Abstract:Respiration waveforms are increasingly recognized as important biomarkers, offering insights beyond simple respiration rates, such as detecting breathing irregularities for disease diagnosis or monitoring breath patterns to guide rehabilitation training. Previous works in wireless respiration monitoring have primarily focused on estimating respiration rate, where the breath waveforms are often generated as a by-product. As a result, issues such as waveform deformation and inversion have largely been overlooked, reducing the signal's utility for applications requiring breathing waveforms. To address this problem, we present a novel approach, MobiVital, that improves the quality of respiration waveforms obtained from ultra-wideband (UWB) radar data. MobiVital combines a self-supervised autoregressive model for breathing waveform extraction with a biology-informed algorithm to detect and correct waveform inversions.
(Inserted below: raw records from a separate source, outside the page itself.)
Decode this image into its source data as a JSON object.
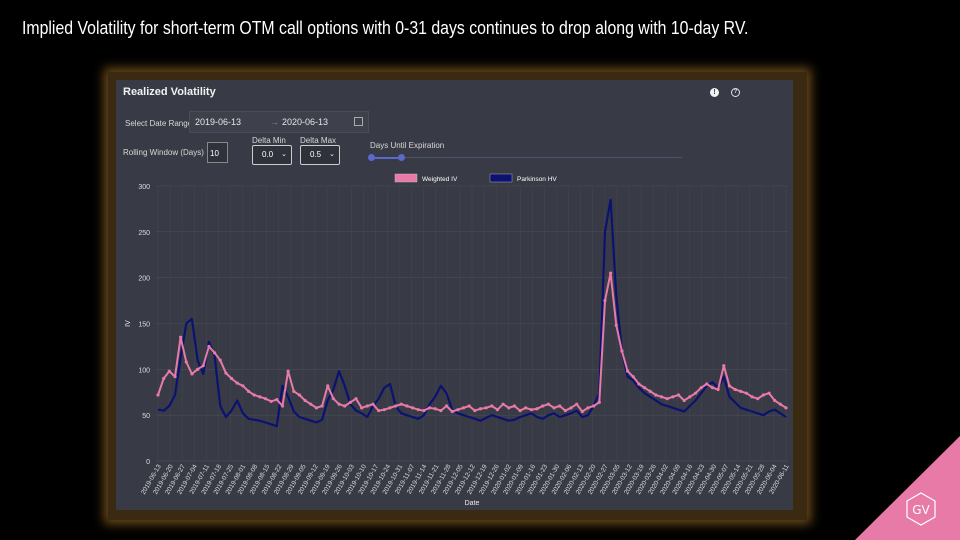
{
  "headline": "Implied Volatility for short-term OTM call options with 0-31 days continues to drop along with 10-day RV.",
  "panel": {
    "title": "Realized Volatility",
    "info_icon": "!",
    "help_icon": "?",
    "date_range_label": "Select Date Range",
    "date_start": "2019-06-13",
    "date_arrow": "→",
    "date_end": "2020-06-13",
    "rolling_window_label": "Rolling Window (Days)",
    "rolling_window_value": "10",
    "delta_min_label": "Delta Min",
    "delta_min_value": "0.0",
    "delta_max_label": "Delta Max",
    "delta_max_value": "0.5",
    "days_label": "Days Until Expiration",
    "days_range": [
      0,
      31
    ]
  },
  "badge": {
    "text": "GV",
    "color": "#e77aa6"
  },
  "chart_data": {
    "type": "line",
    "xlabel": "Date",
    "ylabel": "IV",
    "ylim": [
      0,
      300
    ],
    "yticks": [
      0,
      50,
      100,
      150,
      200,
      250,
      300
    ],
    "grid": true,
    "legend_position": "top-center",
    "x_tick_labels": [
      "2019-06-13",
      "2019-06-20",
      "2019-06-27",
      "2019-07-04",
      "2019-07-11",
      "2019-07-18",
      "2019-07-25",
      "2019-08-01",
      "2019-08-08",
      "2019-08-15",
      "2019-08-22",
      "2019-08-29",
      "2019-09-05",
      "2019-09-12",
      "2019-09-19",
      "2019-09-26",
      "2019-10-03",
      "2019-10-10",
      "2019-10-17",
      "2019-10-24",
      "2019-10-31",
      "2019-11-07",
      "2019-11-14",
      "2019-11-21",
      "2019-11-28",
      "2019-12-05",
      "2019-12-12",
      "2019-12-19",
      "2019-12-26",
      "2020-01-02",
      "2020-01-09",
      "2020-01-16",
      "2020-01-23",
      "2020-01-30",
      "2020-02-06",
      "2020-02-13",
      "2020-02-20",
      "2020-02-27",
      "2020-03-05",
      "2020-03-12",
      "2020-03-19",
      "2020-03-26",
      "2020-04-02",
      "2020-04-09",
      "2020-04-16",
      "2020-04-23",
      "2020-04-30",
      "2020-05-07",
      "2020-05-14",
      "2020-05-21",
      "2020-05-28",
      "2020-06-04",
      "2020-06-11"
    ],
    "series": [
      {
        "name": "Weighted IV",
        "color": "#e77aa6",
        "values": [
          72,
          90,
          98,
          92,
          135,
          108,
          95,
          100,
          104,
          125,
          118,
          110,
          96,
          90,
          85,
          82,
          76,
          72,
          70,
          68,
          65,
          67,
          60,
          98,
          76,
          72,
          66,
          62,
          58,
          60,
          82,
          68,
          62,
          60,
          64,
          68,
          58,
          60,
          62,
          55,
          56,
          58,
          60,
          62,
          60,
          58,
          56,
          55,
          58,
          57,
          55,
          60,
          54,
          56,
          58,
          60,
          55,
          57,
          58,
          60,
          56,
          62,
          58,
          60,
          55,
          58,
          56,
          57,
          60,
          62,
          58,
          60,
          55,
          58,
          62,
          54,
          58,
          60,
          64,
          175,
          205,
          148,
          120,
          98,
          92,
          84,
          80,
          76,
          72,
          70,
          68,
          70,
          72,
          66,
          70,
          74,
          80,
          84,
          80,
          78,
          104,
          82,
          78,
          76,
          74,
          70,
          68,
          72,
          74,
          66,
          62,
          58
        ]
      },
      {
        "name": "Parkinson HV",
        "color": "#0b1270",
        "values": [
          56,
          55,
          60,
          72,
          112,
          150,
          155,
          110,
          95,
          130,
          115,
          60,
          48,
          55,
          66,
          52,
          46,
          45,
          44,
          42,
          40,
          38,
          82,
          70,
          54,
          48,
          46,
          44,
          42,
          45,
          66,
          78,
          98,
          82,
          62,
          55,
          52,
          48,
          60,
          68,
          80,
          84,
          60,
          52,
          50,
          48,
          46,
          50,
          62,
          70,
          82,
          74,
          56,
          52,
          50,
          48,
          46,
          44,
          47,
          50,
          48,
          46,
          44,
          45,
          48,
          50,
          52,
          48,
          46,
          50,
          52,
          48,
          50,
          52,
          55,
          48,
          50,
          60,
          74,
          250,
          285,
          180,
          120,
          92,
          88,
          80,
          74,
          70,
          66,
          62,
          60,
          58,
          56,
          54,
          60,
          66,
          74,
          82,
          86,
          80,
          92,
          70,
          64,
          58,
          56,
          54,
          52,
          50,
          54,
          56,
          52,
          48
        ]
      }
    ]
  }
}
To encourage reproducible research efforts for developing wireless vital signal monitoring systems, we also release a 12-person, 24-hour UWB radar vital signal dataset, with time-synchronized ground truth obtained from wearable sensors. Our results show that the respiration waveforms produced by our system exhibit a 7-34% increase in fidelity to the ground truth compared to the baselines and can benefit downstream tasks such as respiration rate estimation.